La Volvo Sportiv C30 D4 testée par Heico Sportiv 2

Châssis et roues à l’essai

Deper, plus large, plus fort : les avantages du tuning peuvent être rapidement objectivés sur le circuit. Mais qu’en est-il de la vie quotidienne ? Pendant plus d’un an,
sport auto
a acquis de l’expérience avec une Volvo C30 D4 de 177 ch, qui a été affinée en deux étapes par Haustuner Heico Sportiv. Dans le test, vous lirez ce que le réglage de suspension apporte.
Volvo et Sport ? Eh bien, la plupart des gens associent davantage la marque suédoise à la proverbiale “sécurité de l’acier suédois”. Ou la régate en haute mer “Volvo Ocean Race”. L’un ou l’autre se souvient peut-être encore du DTM 1985 où le peintre suédois Per Stureson remporta sensationnellement le titre avec le cuirassé 240 Turbo.

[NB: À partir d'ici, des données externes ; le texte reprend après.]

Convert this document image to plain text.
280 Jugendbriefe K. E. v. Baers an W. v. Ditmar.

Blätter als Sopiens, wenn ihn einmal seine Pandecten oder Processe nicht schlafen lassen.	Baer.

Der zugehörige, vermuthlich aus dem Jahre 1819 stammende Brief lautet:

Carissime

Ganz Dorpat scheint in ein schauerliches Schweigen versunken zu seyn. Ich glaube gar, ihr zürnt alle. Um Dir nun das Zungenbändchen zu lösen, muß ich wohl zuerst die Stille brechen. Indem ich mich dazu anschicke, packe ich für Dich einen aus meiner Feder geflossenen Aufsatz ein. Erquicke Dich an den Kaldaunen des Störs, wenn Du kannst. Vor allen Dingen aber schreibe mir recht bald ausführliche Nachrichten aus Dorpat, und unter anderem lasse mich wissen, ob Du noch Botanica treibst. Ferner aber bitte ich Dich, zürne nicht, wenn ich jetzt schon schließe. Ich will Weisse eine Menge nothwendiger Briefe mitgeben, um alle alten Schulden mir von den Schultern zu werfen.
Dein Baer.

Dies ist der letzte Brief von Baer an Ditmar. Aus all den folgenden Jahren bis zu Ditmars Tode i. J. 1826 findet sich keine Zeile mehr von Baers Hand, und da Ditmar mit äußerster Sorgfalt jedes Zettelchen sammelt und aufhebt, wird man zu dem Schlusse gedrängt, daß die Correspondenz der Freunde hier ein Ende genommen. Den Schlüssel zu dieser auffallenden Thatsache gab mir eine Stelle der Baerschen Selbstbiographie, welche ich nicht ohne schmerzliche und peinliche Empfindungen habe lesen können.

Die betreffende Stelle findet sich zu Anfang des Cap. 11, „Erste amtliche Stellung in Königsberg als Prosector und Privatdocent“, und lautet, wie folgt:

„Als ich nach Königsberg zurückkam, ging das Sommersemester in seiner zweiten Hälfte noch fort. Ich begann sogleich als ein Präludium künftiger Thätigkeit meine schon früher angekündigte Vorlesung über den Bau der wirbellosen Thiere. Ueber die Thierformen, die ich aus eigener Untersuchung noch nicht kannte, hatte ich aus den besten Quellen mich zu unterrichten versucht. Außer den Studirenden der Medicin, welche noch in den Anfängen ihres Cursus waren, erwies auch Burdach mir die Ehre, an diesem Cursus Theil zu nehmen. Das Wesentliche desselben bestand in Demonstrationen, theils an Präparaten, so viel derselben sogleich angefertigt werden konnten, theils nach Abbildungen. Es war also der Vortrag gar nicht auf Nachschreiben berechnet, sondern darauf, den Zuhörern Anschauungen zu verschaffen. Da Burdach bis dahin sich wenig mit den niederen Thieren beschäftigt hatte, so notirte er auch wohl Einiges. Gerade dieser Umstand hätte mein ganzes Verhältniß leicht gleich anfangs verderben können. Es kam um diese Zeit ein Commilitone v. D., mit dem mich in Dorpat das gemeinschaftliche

même si ces dernières années l’un ou l’autre a recommencé encore et encore dans le championnat du monde de voitures de tourisme – en Allemagne le drapeau du sport automobile Volvo était hissé principalement par Heico Sportiv de Weiterstadt. Les marcheurs de Heico sont depuis longtemps des invités réguliers de la course des 24h sur Nu¨rburgring. La 50e place au classement général a sauté en 2011. Un beau succès fu¨r le petit Suédois dans ce domaine de classe avec plusieurs dizaines de voitures de course GT3 puissantes.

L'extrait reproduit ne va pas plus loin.